Here Jesus intentionally connects his death with the death he is requiring from his disciples.  He goes right from a prediction of his own execution to the demand that his disciples also “deny themselves and take up their cross and… lose their life for [his] sake.”  He clearly does not want anyone to come away with the wrong idea, as if he is dying so we don’t have to.  What is really going on is that he is dying to show us the pathway to resurrection.  He is dying so we can too, and emerge with him in new life.  That’s the whole point.  That’s why the initiation ritual for entry into the Christian faith is… Baptism: a symbolic dying with Christ and rising again with him.  It is the pattern of growth into resurrection life

IV.

So, yes, Christianity is focused on “life after death.”  But that life after death begins to happen now, in the giving up of our old, ego-centric, selfish existence in practices of repentance and discipleship.  Jesus even warns us to get busy with this work now, because if the Son of Man comes in his Kingdom before we taste this death, that is, before we know who we truly are, it could be too late.  We will not recognize him because we will still be trapped in our old, shallow, fearful identity.  The oak-tree will appear and we will not be able to imagine that it has anything to do with us acorns.  In fact it will scare the living daylights out of us.

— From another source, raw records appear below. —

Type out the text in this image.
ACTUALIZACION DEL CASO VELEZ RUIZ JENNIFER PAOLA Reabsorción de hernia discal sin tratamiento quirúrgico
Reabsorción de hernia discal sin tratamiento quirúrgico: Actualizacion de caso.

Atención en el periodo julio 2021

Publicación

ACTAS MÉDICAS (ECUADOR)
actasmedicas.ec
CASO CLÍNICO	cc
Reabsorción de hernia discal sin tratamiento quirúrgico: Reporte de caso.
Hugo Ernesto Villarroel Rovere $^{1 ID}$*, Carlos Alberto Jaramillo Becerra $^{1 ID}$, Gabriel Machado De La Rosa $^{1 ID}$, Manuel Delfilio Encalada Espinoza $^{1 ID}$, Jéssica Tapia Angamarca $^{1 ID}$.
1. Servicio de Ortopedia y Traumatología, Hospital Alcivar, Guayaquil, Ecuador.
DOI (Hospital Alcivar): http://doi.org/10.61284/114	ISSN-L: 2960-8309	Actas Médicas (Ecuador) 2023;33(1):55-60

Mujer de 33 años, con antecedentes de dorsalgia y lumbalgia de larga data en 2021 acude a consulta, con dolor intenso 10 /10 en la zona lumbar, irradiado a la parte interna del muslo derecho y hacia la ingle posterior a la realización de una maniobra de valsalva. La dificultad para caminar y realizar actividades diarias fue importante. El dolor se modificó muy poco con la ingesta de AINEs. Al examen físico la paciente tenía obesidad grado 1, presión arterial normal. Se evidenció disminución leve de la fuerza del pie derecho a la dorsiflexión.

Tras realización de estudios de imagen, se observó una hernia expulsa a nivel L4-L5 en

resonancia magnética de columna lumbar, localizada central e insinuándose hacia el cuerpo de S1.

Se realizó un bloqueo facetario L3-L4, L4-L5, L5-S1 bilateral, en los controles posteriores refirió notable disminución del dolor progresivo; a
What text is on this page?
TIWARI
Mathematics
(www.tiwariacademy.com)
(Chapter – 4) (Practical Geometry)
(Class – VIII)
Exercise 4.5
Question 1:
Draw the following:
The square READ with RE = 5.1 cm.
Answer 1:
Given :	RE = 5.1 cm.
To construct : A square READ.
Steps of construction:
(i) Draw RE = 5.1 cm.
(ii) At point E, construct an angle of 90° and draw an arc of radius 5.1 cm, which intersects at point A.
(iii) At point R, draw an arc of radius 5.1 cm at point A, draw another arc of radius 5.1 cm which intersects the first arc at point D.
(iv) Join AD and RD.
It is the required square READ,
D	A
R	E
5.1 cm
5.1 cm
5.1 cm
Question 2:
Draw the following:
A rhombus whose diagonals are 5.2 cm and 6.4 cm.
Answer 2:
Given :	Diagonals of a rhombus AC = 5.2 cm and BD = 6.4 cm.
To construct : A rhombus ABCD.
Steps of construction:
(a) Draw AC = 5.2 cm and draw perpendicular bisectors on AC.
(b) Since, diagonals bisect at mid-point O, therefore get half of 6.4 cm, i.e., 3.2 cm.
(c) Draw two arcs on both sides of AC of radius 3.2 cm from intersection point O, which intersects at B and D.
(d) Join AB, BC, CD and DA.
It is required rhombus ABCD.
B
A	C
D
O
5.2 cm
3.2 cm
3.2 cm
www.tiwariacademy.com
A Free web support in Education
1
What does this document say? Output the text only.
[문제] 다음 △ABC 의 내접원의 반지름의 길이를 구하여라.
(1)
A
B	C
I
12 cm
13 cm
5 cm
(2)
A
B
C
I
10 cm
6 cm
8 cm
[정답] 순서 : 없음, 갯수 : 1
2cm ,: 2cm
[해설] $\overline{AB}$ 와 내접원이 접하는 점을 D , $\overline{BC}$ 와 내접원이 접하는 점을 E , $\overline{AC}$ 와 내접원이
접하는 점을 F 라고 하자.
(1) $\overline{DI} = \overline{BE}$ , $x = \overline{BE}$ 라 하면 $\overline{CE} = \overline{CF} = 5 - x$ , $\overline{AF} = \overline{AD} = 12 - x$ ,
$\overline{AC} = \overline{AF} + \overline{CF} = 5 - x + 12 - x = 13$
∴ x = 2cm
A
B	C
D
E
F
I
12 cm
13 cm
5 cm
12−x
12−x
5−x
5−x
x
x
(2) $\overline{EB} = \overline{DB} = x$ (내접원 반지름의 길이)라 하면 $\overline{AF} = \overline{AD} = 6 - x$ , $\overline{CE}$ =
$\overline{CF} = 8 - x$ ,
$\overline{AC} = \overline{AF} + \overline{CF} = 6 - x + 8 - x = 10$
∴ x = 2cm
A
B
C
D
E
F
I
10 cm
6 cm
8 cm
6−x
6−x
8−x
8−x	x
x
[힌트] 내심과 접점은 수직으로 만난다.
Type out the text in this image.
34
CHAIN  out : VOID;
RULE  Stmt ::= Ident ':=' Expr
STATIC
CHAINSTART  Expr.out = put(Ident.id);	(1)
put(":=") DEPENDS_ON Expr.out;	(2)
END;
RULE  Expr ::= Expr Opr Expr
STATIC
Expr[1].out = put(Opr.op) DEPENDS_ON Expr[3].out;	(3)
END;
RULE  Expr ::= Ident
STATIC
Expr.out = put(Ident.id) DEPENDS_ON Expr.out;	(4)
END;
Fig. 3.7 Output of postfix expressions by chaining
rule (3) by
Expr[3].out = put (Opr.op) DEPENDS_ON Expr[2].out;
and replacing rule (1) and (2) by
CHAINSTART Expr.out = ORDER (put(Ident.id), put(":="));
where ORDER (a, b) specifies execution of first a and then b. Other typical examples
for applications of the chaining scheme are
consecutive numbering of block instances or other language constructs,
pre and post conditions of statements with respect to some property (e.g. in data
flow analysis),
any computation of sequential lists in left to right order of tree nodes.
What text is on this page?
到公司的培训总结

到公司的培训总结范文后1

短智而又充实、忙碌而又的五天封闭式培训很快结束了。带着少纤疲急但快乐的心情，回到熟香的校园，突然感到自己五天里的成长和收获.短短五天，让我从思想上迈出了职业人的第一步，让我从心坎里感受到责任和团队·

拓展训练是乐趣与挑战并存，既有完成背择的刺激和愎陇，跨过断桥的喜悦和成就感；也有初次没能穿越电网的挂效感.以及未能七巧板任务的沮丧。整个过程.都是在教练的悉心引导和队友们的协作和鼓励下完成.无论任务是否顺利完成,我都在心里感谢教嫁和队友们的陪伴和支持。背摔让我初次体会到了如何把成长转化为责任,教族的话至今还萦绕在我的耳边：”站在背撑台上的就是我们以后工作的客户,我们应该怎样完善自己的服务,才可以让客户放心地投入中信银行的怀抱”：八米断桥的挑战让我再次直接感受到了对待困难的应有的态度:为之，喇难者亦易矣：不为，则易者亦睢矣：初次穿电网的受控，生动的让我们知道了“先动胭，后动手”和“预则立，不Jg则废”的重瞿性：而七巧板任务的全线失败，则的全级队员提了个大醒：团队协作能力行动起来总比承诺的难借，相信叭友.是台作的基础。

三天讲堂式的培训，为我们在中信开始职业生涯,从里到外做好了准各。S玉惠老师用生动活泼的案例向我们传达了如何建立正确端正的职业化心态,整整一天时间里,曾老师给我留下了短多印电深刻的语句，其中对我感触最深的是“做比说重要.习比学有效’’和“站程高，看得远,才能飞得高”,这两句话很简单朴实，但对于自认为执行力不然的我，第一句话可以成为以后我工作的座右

Paul writes that “if we have been united with him in a death like his, we will certainly be united with him in a resurrection like his.”  The point is resurrection.  The goal and destiny of human life is…. life!  With that as our future, it almost doesn’t matter what we have to go through to get there.  Our old self only sees the death part.  It can’t imagine anything on the other side of it.  The Christian life is about cultivating a better and truer imagination, convincing ourselves that, though we may be acorns today, will be oak-trees.  And the Christian life is about losing, releasing, giving up, letting go of our acorn-selves, which die… so that the new Self, Christ-in-us, the Image of God in which we are created, emerges into its fullness and glory.
+++++++ 
 



From that time on, Jesus began to show his disciples that he must go to Jerusalem and undergo great suffering at the hands of the elders and chief priests and scribes, and be killed, and on the third day be raised. And Peter took him aside and began to rebuke him, saying, ‘God forbid it, Lord! This must never happen to you.’ But he turned and said to Peter, ‘Get behind me, Satan! You are a stumbling-block to me; for you are setting your mind not on divine things but on human things.’

 Then Jesus told his disciples, ‘If any want to become my followers, let them deny themselves and take up their cross and follow me. For those who want to save their life will lose it, and those who lose their life for my sake will find it. For what will it profit them if they gain the whole world but forfeit their life? Or what will they give in return for their life?

 ‘For the Son of Man is to come with his angels in the glory of his Father, and then he will repay everyone for what has been done. Truly I tell you, there are some standing here who will not taste death before they see the Son of Man coming in his kingdom.’